We are all of us born in moral stupidity, taking the world as an udder to feed our supreme selves.The implicit image, clearly, is that of a calf, and perhaps only George Eliot would think of a calf as in the first place morally stupid. (Okay, we none of us would cite calves as exemplars of intellectual brilliance -- but morally stupid?) The point is, I think, that what's charming in a young animal (and this is giving George the benefit of the doubt), is at best misleading, at worst reprehensible in human beings. Here is George Eliot again on the subject of young animals, this time from Adam Bede. She is describing Hetty, a pretty dairy maid -- or, in Eliot's term, 'that distracting kitten-like maiden':
Hetty's was a spring-tide beauty; it was the beauty of young frisking things, round-limbed , gambolling, circumventing you by a false air of innocence -- the innocence of a young star-browed calf, for example, that being inclined for a promenade out of bounds, leads you a severe steeple-chase over hedge and ditch, and only comes to a stand in the middle of a bog.So spring-tide beauty leads straight into the the bog. (As Robert Frost more memorably put it in 'Nothing Gold Can Stay': 'Nature's first green is gold,/ Her hardest hue to hold./Her early leaf's a flower;/But only so an hour./Then leaf subsides to leaf./ So Eden sank to grief,/ So dawn goes down to day./Nothing gold can stay.') The Eliotic view of innocence is severely moralistic: even a calf has a 'false air of innocence' -- and as for Hetty, readers of Adam Bede will know what a terrible fate Eliot is preparing for her --somewhat gloatingly, it is difficult not to feel.

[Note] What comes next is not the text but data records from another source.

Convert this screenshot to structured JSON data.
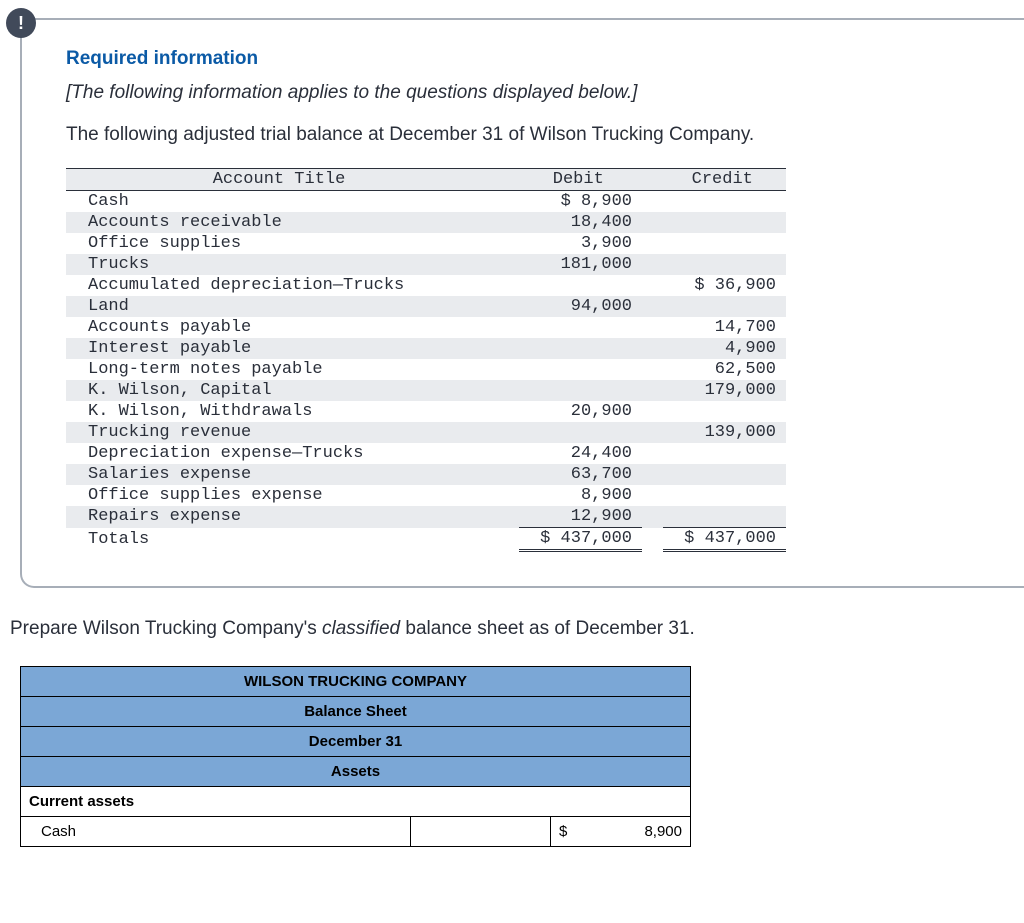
{
  "alert_glyph": "!",
  "info": {
    "required_title": "Required information",
    "applies_text": "[The following information applies to the questions displayed below.]",
    "intro_text": "The following adjusted trial balance at December 31 of Wilson Trucking Company."
  },
  "ledger": {
    "headers": {
      "account": "Account Title",
      "debit": "Debit",
      "credit": "Credit"
    },
    "rows": [
      {
        "account": "Cash",
        "debit": "$ 8,900",
        "credit": ""
      },
      {
        "account": "Accounts receivable",
        "debit": "18,400",
        "credit": ""
      },
      {
        "account": "Office supplies",
        "debit": "3,900",
        "credit": ""
      },
      {
        "account": "Trucks",
        "debit": "181,000",
        "credit": ""
      },
      {
        "account": "Accumulated depreciation—Trucks",
        "debit": "",
        "credit": "$ 36,900"
      },
      {
        "account": "Land",
        "debit": "94,000",
        "credit": ""
      },
      {
        "account": "Accounts payable",
        "debit": "",
        "credit": "14,700"
      },
      {
        "account": "Interest payable",
        "debit": "",
        "credit": "4,900"
      },
      {
        "account": "Long-term notes payable",
        "debit": "",
        "credit": "62,500"
      },
      {
        "account": "K. Wilson, Capital",
        "debit": "",
        "credit": "179,000"
      },
      {
        "account": "K. Wilson, Withdrawals",
        "debit": "20,900",
        "credit": ""
      },
      {
        "account": "Trucking revenue",
        "debit": "",
        "credit": "139,000"
      },
      {
        "account": "Depreciation expense—Trucks",
        "debit": "24,400",
        "credit": ""
      },
      {
        "account": "Salaries expense",
        "debit": "63,700",
        "credit": ""
      },
      {
        "account": "Office supplies expense",
        "debit": "8,900",
        "credit": ""
      },
      {
        "account": "Repairs expense",
        "debit": "12,900",
        "credit": ""
      }
    ],
    "totals": {
      "label": "Totals",
      "debit": "$ 437,000",
      "credit": "$ 437,000"
    }
  },
  "prepare_prefix": "Prepare Wilson Trucking Company's ",
  "prepare_ital": "classified",
  "prepare_suffix": " balance sheet as of December 31.",
  "balance_sheet": {
    "title": "WILSON TRUCKING COMPANY",
    "subtitle": "Balance Sheet",
    "date": "December 31",
    "assets_header": "Assets",
    "section_current": "Current assets",
    "entry": {
      "label": "Cash",
      "currency": "$",
      "value": "8,900"
    }
  }
}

The problem for Eliot is with 'our supreme selves', the tendency to see the world as conveniently created for our private purposes. The converse is to see the world as a place of restrictions and limitations. We've had these two world views in earlier blogs: on the one hand Larkin's lambs born in snow, not knowing that 'earth's immeasurable surprise' (Eliot's 'spring-tide beauty') is about to transfigure their experience; on the other hand the young steers who, exploring the limits of their world, come up against the muscle-shredding electric fence.
Well, an electric fence would have prevented Eliot's calf from straying 'out of bounds' into the bog; and a more rigid code of conduct would have spared poor Hetty the suffering that Eliot metes out to her. But would we sacrifice 'earth's immeasurable surprise' for the sake of not suffering the unpleasant surprise of the electric fence and the bog?